Retrato de un oficial (¿el conde de Teba?), Francisco de Goya y Lucientes. Óleo sobre lienzo, 63,2 x 48,9 cm ca. 1804 (?). The Frick Collection, New York
El modelo se identifica generalmente con Eugenio Guzmán de Palafox y Portocarrero (1773-1834), conde de Teba. Como militar y aristócrata, tuvo una participación notable en hechos de carácter político y bélico. Fue enemigo de Godoy, se distinguió durante la guerra de la Independencia y en 1814 fue nombrado capitán general del Reino de Granada. Conoció en varias ocasiones la prisión y osciló entre un liberalismo moderado, que le llevó a traducir el Bruto de Voltaire, y la adhesión a la causa absolutista tras el fracaso del Trienio Liberal.

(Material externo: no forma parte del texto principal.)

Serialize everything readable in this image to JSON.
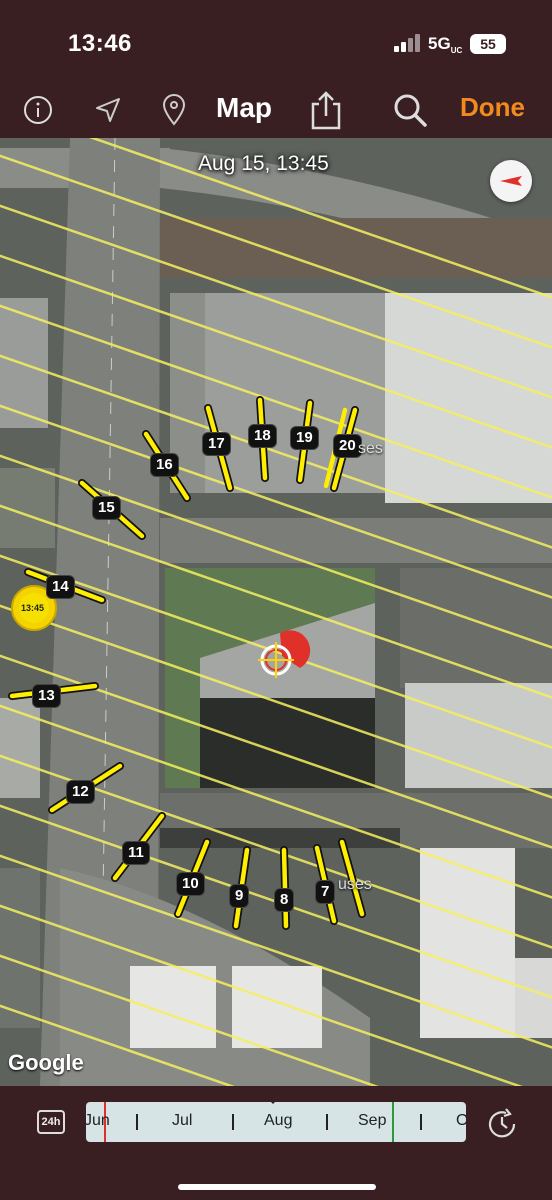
{
  "status": {
    "time": "13:46",
    "network": "5G",
    "network_suffix": "UC",
    "battery": "55"
  },
  "toolbar": {
    "title": "Map",
    "done_label": "Done",
    "icons": [
      "info-icon",
      "location-arrow-icon",
      "pin-icon",
      "share-icon",
      "search-icon"
    ]
  },
  "map": {
    "date_label": "Aug 15, 13:45",
    "sun_time": "13:45",
    "google_label": "Google",
    "place_text_1": "ses",
    "place_text_2": "uses",
    "shadow_labels": [
      "7",
      "8",
      "9",
      "10",
      "11",
      "12",
      "13",
      "14",
      "15",
      "16",
      "17",
      "18",
      "19",
      "20"
    ]
  },
  "timeline": {
    "mode_label": "24h",
    "months": [
      "Jun",
      "Jul",
      "Aug",
      "Sep",
      "O"
    ],
    "selected_month": "Aug"
  },
  "colors": {
    "background": "#3a1f22",
    "accent": "#f28a1e",
    "shadow_arrow": "#ffee00",
    "sun_line": "#f5f060"
  }
}
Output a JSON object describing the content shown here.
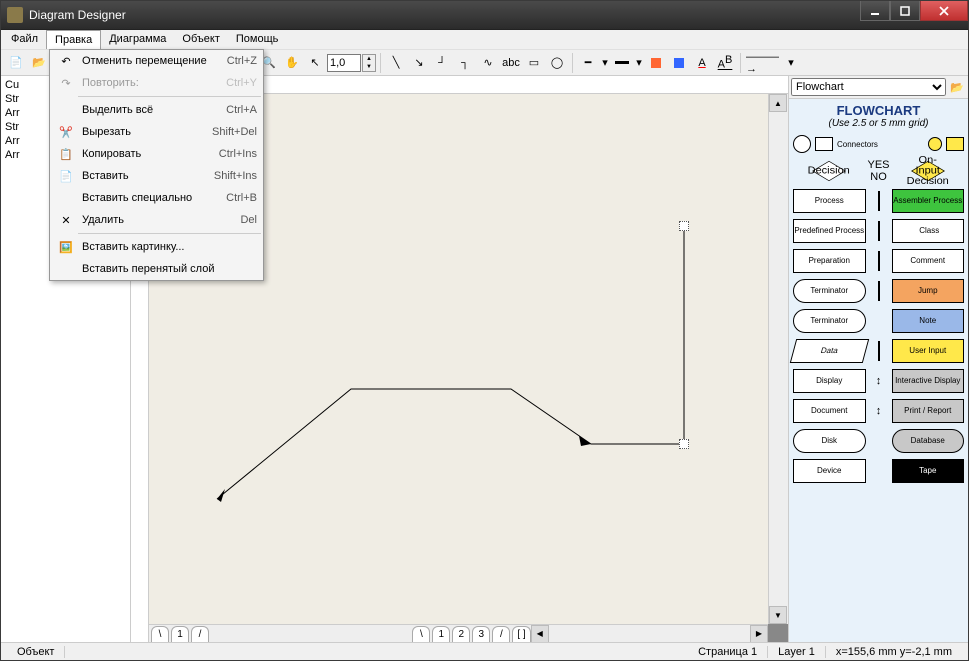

Su vida aventurera se correspondía con un carácter exaltado, que no pasa inadvertido en este retrato: el cabello desordenado o los grandes ojos oscuros, acostumbrados a sostener la mirada, dan como resultado una imagen de intensa expresividad.
La fragua. Francisco de Goya y Lucientes. Óleo sobre lienzo, 181,6 x 125,1 cm ca. 1815–20. The Frick Collection, New York
Goya sitúa a los herreros en un plano próximo al espectador y crea una perspectiva monumental, a lo que contribuye la poderosa anatomía y los gestos concentrados de los trabajadores, su ubicación en un escenario sencillo y un uso expresivo del color. En torno al blanco manchado de la camisa y al rojo ardiente del metal se ordena una composición en la que dominan los negros y los grises.
Como a Velázquez en su Fragua de Vulcano, el tema ofrece a Goya la posibilidad de mostrar varias perspectivas diferentes de la anatomía y hacer un alarde de su dominio de la expresión corporal. También hay un concepto espacial similar: no hay un escenario preexistente a las figuras, sino que son estas, disponiéndose alrededor del yunque, las que con sus volúmenes y sus movimientos crean las referencias espaciales.